I don't think I would even want to justify myself for the things I embark and choose, that is within my choice. I don't think I need to do that. Someone said I am not even savvy with numbers, something which isn't my talent, and hence I should not dwell into it. I'm so tired of having to explain the reason. So I just have it said, I'm enjoying myself. Which, is the basic truth and enough to keep one shut.
This goes to show, how much people think they know about me.
People fail hear my side of the story all the time. People just want their opinion heard. People just want to believe what they choose to believe. All from their observation, their believes.
And, this tires me. It tires me a lot. And so, it has come to a point in life that I have choose to stop explaining, stop trying to make anyone understand from my point. Unless, they ask. Ask me at my face.
Such is life.
And because of that, I am saying it is people who will lose out about knowing the truth. It is people that would always miss the point.
Such is life.
Well, I am ready to talk about infidelity today and I think I'm going to say this is what I have concluded and gathered throughout all the many conversations with the few individuals. In the next post. Because I foresee a VERY long one.
On the other topic of things, I have to say if there is one thing I dislike, it would be definitely 'negativity.' My conversation with someone today about people leaving the office and their take on people seemed to be filled with nothing but negative comments. And while the person professes of open mindedness, open this and open that, it has come to a point that I realize it's just 'I believe I am such' about the supposedly perception she has been trying to build around the people that surrounds her. The truth is, from my experiences with her, she isn't all she has been projecting she is.
And as I have said earlier in this post, she has also failed to hear the other side of the story about people and she has failed badly to be the other side of the audience to people. This has in result derived a conclusion about people which is totally unfair thus harboring such negativity.

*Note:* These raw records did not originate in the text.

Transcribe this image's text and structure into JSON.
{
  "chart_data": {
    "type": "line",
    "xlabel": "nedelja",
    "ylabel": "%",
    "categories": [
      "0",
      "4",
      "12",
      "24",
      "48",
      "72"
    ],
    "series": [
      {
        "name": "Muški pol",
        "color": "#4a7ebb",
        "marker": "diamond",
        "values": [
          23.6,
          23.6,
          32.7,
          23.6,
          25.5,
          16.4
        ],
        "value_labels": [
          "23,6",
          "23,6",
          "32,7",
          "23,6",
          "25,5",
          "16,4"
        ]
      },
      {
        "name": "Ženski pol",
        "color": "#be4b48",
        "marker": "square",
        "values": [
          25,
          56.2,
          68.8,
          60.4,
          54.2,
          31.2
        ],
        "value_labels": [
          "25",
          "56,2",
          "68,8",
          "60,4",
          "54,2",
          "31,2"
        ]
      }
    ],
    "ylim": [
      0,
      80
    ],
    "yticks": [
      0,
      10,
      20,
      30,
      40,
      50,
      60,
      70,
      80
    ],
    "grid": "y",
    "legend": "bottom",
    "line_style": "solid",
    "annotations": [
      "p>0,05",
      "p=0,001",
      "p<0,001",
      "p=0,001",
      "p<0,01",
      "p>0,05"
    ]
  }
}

I'm irritated and disappointed at the same time because for someone who has professed openness, my expectation was not even near this reaction from her. Like what was that?
And so, as I have said earlier, such is life. We meet people of all walks of life. Which then, probably is the reason this blog exist. Muahahah *evil laugh*. I mean, well, it's for me to vent my opinion where no one gets a say in return. Isn't this blog fantastic? Awesome.